Why We Run: Aimy Steele

Aimy Steele has been advocating for students in North Carolina for a decade as a teacher and school principal. After growing frustrated with the lack of resources in our schools, the lack of access to healthcare, and the disconnect between constituents and their elected representatives, Aimy decided that the best way to fight for change was to run for a seat in the North Carolina State House.

What problem would you like to solve by running for office?

Right now, not all of our voices are adequately represented in the state house. As a woman of color, I want to bring diverse voices into our state legislature by talking to constituents and making sure their voices are heard. I want to let them know that not only does their vote matter, but their voices, their suggestions and their opinions matter too. That’s one thing I specifically want to change.

Was there a specific incident that led you to run for office?

When I was a school principal, we received a lot of new legislative policies and rulings that needed to be implemented in our school. But they came with no additional funding or resources.

Once I was asked to find additional classroom space for five teachers in our school in order to comply with a new mandate to lower class sizes. I had already moved people around and had completely run out of space. So I had to create “cafetorium” classrooms in our gymnasium, library and the cafeteria. The music, art, and PE teachers had to walk around the school with a cart in order to teach their students.

When I was a Spanish teacher, I had to walk around the school with a cart — when I was pregnant for most of the year. So I didn’t want that for anybody. That was the last straw, and I said enough is enough. We have to do something different.

A precedent needs to be set that when new legislation is passed, it must come with the appropriate resources needed to implement it.

How do you get over you fear of fundraising or networking?

I’m used to asking people for money. I’ve raised money for schools and classrooms before — that really wasn’t the issue. The issue was asking people for money for me.

When you’re asking people for money for a cause, or for children, or for a family who’s down and out and needs a helping hand — that’s one thing. But when I started asking people to donate money for me and for the campaign, even though I’m not using the money for personal things, my mind would play a trick on me. I would feel like I’m asking for money for me.

I had to change my thought process around fundraising. I finally realized that the money I raise is for the children, it is for the people who are addicted to opioids, it is for people who need to benefit from a reformed criminal justice system. It’s for people who have been marginalized and whose voices have not been heard. The money will go toward making sure that all these groups have a seat at the table, through me.

Once I changed my mindset, I had no problem asking for money. Now I’m so direct that people are taken aback. They say, “Oh my gosh, did you just ask me for the maximum contribution of $5200?” I answer, “Yes actually, I did — because together, we can make a change and this is what’s gonna’ happen. So are you on board?” And they say yes! Now, it’s natural.

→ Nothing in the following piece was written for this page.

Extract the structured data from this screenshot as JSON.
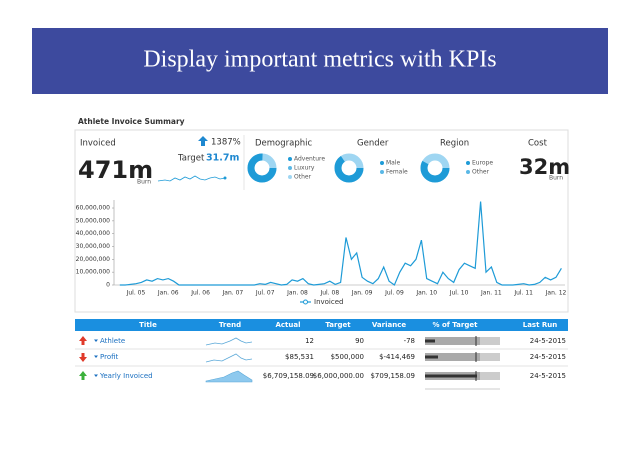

What advice would you give someone who’s thinking about running?

First and foremost, make sure it’s ok with your family. Then, you need to talk to someone who has been a serious candidate before — whether they won their election of not. You need to talk to someone who believes in field, door knocking, phone banking, and who believes in investing in a campaign to make it a viable. You need to talk to someone who has walked in those shoes before, and let them explicitly articulate to you what is involved in running for office.

I was not adequately informed of everything I would encounter in my race. The most mind boggling ah-ha moment was when I realized just how much money I would have to raise and how quickly I’d have to raise it. I didn’t realize that people won’t buy into giving you money unless they believe in the political process, and unless they believe in you and what you’re doing.

Now, moving forward, I would tell everyone specifically what you’ll face if you run for office, and what you need to do to have a successful campaign. In order to learn how to navigate these kinds of spaces, it’s best to talk to someone who’s been there before. That’s my number one piece of advice to anyone considering this journey.

What is on your “get pumped up to canvass” playlist?

One is “Reach” by Gloria Estefan. That’s my number one song, period — and “Reach” is also the name of my business. It’s the amazing song she sang at the 1996 Olympics in Atlanta, GA. It’s about reaching higher for your dreams, reaching higher for the things you want to go after. My second song is “Roar” by Katy Perry. Roar like a lion — here I come!

How have you used or worked with RFS in your race?

The Run For Something mentor space has been very helpful. Whenever someone on my staff needs help with anything — finance, marketing, PR, you name it — I can ask if Run For Something has an experienced mentor who can help. The answer is always yes! By talking directly with the RFS mentors, my staff is able to ask the questions I never would have known to ask — and they have gained really valuable wisdom.

For me, I love the Slack space. On Slack, I‘m able to log on and search for anything I need help with. For example — when I need fundraising ideas, I type in “fundraising”, and it’ll search all the messages and show me the ones that have the information I need.

The other big takeaway from RFS is that they’re so responsive. No matter what I need, no matter who I call or email, someone always responds. Everyone is so engaged, and that makes me happy.